Per fare due esempi concreti: il sistema capitalistico basato sul libero mercato, è il sistema di produzione che ha presentato le migliori performance per quanto riguarda la crescita ; non si può dire lo stesso per quanto concerne l'uguaglianza dei redditi; la sperequazione che si viene a creare, inoltre, nel lungo periodo può affliggere le stesse prestazioni nell crescita.
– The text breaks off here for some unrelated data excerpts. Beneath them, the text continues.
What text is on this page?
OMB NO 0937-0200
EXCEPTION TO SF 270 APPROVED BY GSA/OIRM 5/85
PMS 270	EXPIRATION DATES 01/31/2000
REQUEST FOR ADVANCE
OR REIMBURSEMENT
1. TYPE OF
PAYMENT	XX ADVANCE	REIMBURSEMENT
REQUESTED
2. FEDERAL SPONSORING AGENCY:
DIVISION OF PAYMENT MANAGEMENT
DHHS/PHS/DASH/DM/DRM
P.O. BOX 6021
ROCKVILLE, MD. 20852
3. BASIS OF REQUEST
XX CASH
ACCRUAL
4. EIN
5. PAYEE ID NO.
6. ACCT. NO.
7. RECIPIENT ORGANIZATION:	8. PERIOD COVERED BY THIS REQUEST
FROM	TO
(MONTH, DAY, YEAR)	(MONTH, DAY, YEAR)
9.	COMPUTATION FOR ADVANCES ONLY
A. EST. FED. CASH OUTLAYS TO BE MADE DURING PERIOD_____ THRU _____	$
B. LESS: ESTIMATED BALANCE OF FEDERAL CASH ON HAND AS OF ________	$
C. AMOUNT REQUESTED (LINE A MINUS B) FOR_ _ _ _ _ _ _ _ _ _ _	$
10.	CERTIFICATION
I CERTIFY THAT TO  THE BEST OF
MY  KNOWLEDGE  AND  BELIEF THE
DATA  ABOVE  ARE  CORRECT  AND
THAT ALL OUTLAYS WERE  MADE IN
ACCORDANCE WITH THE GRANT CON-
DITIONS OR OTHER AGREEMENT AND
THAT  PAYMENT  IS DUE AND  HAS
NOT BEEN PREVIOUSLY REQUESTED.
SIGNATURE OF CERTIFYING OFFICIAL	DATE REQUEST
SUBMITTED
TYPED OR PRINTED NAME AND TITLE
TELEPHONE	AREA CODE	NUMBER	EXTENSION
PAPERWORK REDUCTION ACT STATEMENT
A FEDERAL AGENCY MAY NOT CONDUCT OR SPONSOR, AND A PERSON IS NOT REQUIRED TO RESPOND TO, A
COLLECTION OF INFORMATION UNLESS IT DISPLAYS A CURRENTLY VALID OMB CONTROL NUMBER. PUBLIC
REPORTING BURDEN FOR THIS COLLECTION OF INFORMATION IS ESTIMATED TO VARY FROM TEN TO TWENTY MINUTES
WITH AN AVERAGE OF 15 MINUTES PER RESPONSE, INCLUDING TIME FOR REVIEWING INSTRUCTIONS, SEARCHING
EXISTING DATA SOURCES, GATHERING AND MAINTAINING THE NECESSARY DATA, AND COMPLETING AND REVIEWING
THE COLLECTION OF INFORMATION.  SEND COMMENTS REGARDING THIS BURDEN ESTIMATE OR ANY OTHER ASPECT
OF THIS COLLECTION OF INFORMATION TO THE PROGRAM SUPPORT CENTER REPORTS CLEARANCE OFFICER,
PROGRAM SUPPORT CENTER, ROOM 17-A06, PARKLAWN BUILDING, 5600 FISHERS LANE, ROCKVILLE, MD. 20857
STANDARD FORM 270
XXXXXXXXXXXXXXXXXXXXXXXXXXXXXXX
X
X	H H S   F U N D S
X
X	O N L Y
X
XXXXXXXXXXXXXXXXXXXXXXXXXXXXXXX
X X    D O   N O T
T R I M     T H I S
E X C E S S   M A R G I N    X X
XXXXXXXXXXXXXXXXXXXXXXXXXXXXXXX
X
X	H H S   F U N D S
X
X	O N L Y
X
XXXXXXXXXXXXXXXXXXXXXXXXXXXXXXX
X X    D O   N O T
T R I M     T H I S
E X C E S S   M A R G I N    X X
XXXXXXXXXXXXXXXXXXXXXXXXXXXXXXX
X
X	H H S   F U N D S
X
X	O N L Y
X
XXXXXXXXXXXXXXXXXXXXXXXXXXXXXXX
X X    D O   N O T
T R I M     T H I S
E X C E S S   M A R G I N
Di contro, i sistemi a pianificazione centrale, nel breve periodo raggiungono considerevoli livelli di uguaglianza; invece, nel medio-lungo periodo non sono efficienti per quanto concerne la crescita (ed hanno la malsana tendenza a produrre regimi politici dispotici e totalitari); la mancanza di crescita, inoltre, nel lungo periodo può anche intaccare pesantemente l'uguaglianza distributiva.

Mi astengo da fare inutili riflessioni su altri sistemi di produzione che si sono presentati nel corso della storia.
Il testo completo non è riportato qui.